We shared about 3 phone calls and 6 emails yesterday, mostly to do with her telling me what's going on at work. I also put my car up for sale and have started the process of listing the boat. Not because we're starting to liquidate anything, it's just that we have agreed that boating had too much of a stranglehold on our life and probably contributed to our problems.

I have an Audi convertible and I just don't feel right driving it feeling the way I feel now about myself. It seems so pretentious and not in harmony with how I see myself since going though this process. I know now that I was a self-esteem mess and the fancy car was just a way of compensating for it.
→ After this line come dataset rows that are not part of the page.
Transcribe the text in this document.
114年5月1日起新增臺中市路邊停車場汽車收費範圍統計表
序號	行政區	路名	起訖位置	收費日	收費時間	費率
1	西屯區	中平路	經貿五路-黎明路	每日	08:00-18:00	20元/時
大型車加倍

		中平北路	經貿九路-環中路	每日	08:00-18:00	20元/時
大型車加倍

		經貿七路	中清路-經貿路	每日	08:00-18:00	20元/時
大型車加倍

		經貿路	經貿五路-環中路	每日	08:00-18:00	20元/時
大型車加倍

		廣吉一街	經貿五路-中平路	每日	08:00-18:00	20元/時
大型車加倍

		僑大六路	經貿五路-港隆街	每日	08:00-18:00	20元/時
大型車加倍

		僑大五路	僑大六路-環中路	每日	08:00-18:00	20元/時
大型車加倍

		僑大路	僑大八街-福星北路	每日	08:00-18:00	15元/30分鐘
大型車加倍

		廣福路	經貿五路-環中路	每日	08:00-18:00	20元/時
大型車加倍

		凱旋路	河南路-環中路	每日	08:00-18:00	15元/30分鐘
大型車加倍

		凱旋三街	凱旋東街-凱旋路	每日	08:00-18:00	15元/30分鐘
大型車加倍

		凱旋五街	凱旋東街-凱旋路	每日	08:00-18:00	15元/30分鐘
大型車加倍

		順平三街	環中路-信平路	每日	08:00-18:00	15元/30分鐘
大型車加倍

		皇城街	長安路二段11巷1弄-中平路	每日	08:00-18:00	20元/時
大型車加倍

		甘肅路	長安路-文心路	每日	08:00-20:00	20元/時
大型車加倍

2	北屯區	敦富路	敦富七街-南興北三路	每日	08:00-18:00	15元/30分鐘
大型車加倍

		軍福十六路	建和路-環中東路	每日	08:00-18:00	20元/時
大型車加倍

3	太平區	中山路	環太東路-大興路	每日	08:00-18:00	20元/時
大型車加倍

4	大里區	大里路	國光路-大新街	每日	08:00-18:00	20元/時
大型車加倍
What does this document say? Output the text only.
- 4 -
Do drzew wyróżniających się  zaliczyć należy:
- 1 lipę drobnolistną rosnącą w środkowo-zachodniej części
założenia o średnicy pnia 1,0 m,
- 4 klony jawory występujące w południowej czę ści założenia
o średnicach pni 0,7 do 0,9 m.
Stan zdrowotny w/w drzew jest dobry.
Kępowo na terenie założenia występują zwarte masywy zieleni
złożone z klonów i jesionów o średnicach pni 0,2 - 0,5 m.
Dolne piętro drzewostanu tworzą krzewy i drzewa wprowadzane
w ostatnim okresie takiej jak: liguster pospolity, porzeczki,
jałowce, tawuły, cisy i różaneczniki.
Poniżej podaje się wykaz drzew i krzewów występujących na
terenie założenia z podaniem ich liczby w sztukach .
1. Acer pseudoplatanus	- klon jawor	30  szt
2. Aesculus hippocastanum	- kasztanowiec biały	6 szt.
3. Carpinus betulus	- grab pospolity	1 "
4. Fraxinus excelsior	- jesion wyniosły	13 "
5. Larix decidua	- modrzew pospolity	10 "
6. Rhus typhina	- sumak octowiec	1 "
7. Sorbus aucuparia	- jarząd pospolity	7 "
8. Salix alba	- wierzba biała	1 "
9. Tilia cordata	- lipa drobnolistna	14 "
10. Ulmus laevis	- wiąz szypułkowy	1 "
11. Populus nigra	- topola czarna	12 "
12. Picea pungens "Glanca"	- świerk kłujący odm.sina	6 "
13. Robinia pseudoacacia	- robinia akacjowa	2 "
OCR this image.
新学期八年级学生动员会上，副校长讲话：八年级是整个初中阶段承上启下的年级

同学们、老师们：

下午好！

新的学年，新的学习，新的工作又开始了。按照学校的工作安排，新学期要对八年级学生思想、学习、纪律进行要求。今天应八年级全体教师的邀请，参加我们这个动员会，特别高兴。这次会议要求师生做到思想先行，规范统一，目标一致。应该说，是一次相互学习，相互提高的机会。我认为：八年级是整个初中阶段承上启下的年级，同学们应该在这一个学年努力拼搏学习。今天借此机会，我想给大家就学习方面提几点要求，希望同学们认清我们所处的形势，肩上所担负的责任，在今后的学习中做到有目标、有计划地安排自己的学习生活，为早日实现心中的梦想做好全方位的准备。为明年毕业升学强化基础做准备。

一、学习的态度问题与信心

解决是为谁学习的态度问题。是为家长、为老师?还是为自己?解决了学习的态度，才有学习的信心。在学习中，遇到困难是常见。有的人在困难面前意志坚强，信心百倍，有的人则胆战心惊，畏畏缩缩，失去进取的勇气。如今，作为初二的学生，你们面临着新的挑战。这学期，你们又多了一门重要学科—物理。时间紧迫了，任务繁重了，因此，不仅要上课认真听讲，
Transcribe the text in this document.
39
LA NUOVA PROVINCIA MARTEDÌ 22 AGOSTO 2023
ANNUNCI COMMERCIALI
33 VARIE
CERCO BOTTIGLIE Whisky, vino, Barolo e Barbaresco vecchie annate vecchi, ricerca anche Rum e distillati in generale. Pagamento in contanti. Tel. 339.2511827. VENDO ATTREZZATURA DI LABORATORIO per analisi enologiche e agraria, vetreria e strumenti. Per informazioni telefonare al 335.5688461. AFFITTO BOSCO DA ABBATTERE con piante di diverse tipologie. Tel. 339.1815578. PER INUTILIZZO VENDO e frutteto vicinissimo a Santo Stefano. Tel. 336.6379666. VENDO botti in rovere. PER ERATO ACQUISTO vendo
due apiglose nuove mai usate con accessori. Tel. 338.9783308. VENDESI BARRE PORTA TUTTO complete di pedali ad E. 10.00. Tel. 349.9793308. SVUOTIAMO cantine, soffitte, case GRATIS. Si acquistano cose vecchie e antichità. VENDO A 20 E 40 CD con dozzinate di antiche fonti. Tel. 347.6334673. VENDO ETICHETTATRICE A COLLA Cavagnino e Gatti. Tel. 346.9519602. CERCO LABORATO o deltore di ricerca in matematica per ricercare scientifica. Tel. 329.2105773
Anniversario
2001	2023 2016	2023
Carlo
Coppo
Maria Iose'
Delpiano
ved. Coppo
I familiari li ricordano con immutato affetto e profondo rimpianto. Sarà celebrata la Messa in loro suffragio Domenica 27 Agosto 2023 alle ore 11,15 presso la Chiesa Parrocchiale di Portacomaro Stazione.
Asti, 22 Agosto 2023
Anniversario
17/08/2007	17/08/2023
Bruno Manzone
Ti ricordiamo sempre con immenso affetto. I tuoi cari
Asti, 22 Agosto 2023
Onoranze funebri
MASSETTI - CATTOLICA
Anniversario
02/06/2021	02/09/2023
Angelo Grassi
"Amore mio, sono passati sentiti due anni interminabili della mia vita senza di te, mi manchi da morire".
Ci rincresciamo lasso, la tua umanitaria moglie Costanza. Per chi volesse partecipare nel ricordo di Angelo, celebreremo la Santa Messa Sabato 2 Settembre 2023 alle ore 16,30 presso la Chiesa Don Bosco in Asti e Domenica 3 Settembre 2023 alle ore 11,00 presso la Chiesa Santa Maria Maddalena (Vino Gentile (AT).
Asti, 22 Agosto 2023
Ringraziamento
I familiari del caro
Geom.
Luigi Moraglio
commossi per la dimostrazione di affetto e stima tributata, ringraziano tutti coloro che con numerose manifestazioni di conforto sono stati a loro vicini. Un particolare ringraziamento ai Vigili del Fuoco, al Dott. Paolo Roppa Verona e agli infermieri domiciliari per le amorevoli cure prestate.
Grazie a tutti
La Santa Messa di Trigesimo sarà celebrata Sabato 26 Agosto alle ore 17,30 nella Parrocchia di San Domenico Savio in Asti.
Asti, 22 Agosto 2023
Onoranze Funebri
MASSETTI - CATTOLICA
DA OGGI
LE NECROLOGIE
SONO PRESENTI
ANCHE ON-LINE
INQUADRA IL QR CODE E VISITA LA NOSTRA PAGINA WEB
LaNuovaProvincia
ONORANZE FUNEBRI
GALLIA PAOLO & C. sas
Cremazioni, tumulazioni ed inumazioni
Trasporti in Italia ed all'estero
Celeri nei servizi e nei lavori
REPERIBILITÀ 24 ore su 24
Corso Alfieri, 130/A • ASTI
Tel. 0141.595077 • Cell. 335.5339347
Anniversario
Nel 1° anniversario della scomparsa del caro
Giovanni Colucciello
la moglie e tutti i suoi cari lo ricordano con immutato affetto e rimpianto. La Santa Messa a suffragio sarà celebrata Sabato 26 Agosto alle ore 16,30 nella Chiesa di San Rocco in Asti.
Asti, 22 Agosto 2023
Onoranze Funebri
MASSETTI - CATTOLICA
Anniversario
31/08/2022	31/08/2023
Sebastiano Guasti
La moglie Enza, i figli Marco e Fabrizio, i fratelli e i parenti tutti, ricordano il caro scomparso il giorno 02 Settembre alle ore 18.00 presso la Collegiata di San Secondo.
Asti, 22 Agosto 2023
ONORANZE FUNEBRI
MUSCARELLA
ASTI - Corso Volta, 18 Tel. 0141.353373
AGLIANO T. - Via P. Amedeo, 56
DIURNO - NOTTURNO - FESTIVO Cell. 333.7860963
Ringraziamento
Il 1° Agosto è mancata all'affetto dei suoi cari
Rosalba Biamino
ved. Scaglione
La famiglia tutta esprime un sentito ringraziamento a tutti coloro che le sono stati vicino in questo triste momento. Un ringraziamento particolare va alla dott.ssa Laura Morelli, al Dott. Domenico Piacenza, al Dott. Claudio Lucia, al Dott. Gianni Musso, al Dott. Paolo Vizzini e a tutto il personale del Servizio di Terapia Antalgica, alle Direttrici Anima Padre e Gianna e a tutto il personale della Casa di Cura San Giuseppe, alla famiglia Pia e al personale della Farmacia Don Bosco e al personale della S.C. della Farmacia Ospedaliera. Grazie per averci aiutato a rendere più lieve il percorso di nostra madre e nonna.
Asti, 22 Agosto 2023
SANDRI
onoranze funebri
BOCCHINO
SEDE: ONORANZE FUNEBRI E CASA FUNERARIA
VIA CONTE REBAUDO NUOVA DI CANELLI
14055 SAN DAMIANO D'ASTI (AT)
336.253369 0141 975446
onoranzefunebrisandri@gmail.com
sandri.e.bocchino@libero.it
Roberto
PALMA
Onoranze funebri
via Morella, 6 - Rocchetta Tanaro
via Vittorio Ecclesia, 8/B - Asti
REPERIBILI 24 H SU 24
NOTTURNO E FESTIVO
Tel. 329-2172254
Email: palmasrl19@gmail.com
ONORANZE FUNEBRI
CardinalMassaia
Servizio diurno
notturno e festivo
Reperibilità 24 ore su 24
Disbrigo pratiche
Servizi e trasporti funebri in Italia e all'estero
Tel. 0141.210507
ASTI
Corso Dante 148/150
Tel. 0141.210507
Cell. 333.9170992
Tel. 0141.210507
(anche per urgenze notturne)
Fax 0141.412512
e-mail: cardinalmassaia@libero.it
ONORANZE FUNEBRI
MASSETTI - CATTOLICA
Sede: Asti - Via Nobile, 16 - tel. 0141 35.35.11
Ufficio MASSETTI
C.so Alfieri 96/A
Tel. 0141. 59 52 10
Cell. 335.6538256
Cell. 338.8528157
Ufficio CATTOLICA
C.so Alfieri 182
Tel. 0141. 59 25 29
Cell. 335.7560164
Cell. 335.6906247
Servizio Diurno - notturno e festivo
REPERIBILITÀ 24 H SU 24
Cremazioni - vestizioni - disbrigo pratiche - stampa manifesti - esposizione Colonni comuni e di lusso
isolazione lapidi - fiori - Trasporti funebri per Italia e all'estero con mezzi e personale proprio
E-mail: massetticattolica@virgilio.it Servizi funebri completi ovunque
I want to go back to my roots and buy a Jeep.

So I told her all this, and she emailed me "wow...
send me a pic of what you want to buy for the new outdoorsy dude you are going back to being \:\) " Nice comment on my changes, I think, and the little happy face is a good sign.

I was invited out to dinner last night at the home of some good friends of W and I. Right before I left, she emailed me
"Have fun and say hi to my friends \:\( "
The little sad face tells me she is sad that I am seeing them and she's not.

I am going to email her today and let her know that her mail is starting to pile up at home. I will ask her how she would like me to get it to her, without sounding like I'm pursuing. Any suggestions?

The amount of pursuing I am doing right now doesn't seem to be hurting the situation, she is being very sweet and we are communicating, and she even makes the odd comment about "if we end up back together". I am walking a fine line, I know, and I am very aware of pushing the envelope if things seem to be going well. I guess those are the times I should pull back.